Since November 2015, Saudi Arabia has led a military coalition of nine African and Middle Eastern nations that have militarily intervened in Yemen in response to the Houthi takeover of the Yemeni government. These operations have been supported by the United States and other Western nations via weapons sales, liaison officers, and various kinds of technical support.

U.S. involvement in the war has drawn significant criticism, particularly with regards to weapons sales and logistical help provided to the coalition. As the Saudi-led effort continues to target civilians via airstrike and blockades of Yemeni ports and airspace, human rights groups have described Western, especially American, support as complicit in these war crimes and human rights violations.

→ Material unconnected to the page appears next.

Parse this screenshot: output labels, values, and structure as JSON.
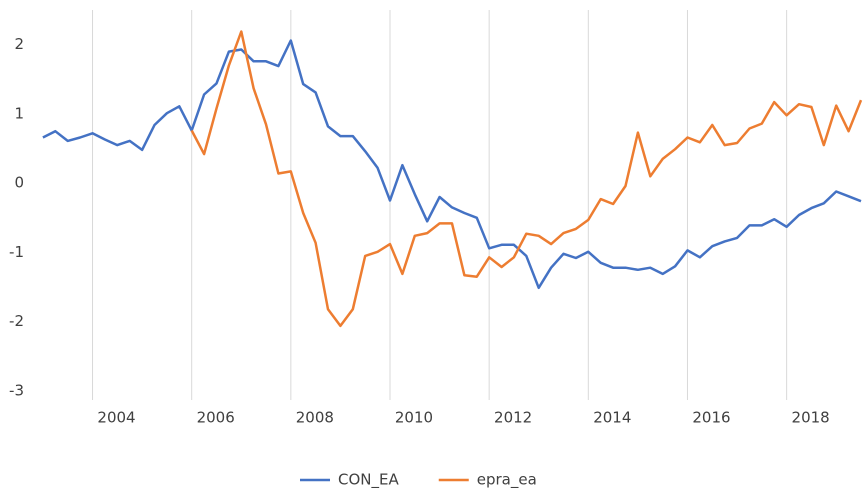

In recent weeks, Western governments have made more of a push to try and resolve the conflict.  On November 16, UN Special Envoy for Yemen, Martin Griffiths, secured an agreement for a delegation of Houthis, Saudis, and Emiratis to hold peace talks in Sweden. On November 11, UK Foreign Secretary Jeremy Hunt visited Saudi Arabia and the UAE urging an end to the war. Notwithstanding these efforts, however, the United States’s delay in retracting its military and financial support from the coalition will undoubtedly have deadly effects. By blocking the bill that would immediately withdraw U.S. aid, House Republicans are continuing to lend a strong helping hand to a coalition that already enjoys significant advantage on the battlefield.

It is almost impossible to put into words the level of destruction and devastation Yemen and Yemenis are experiencing. Much needs to be done politically to stop the atrocities. Unfortunately, however, certain members of Congress have decided to prioritize their own partisan interests over the lives of countless human beings in Yemen.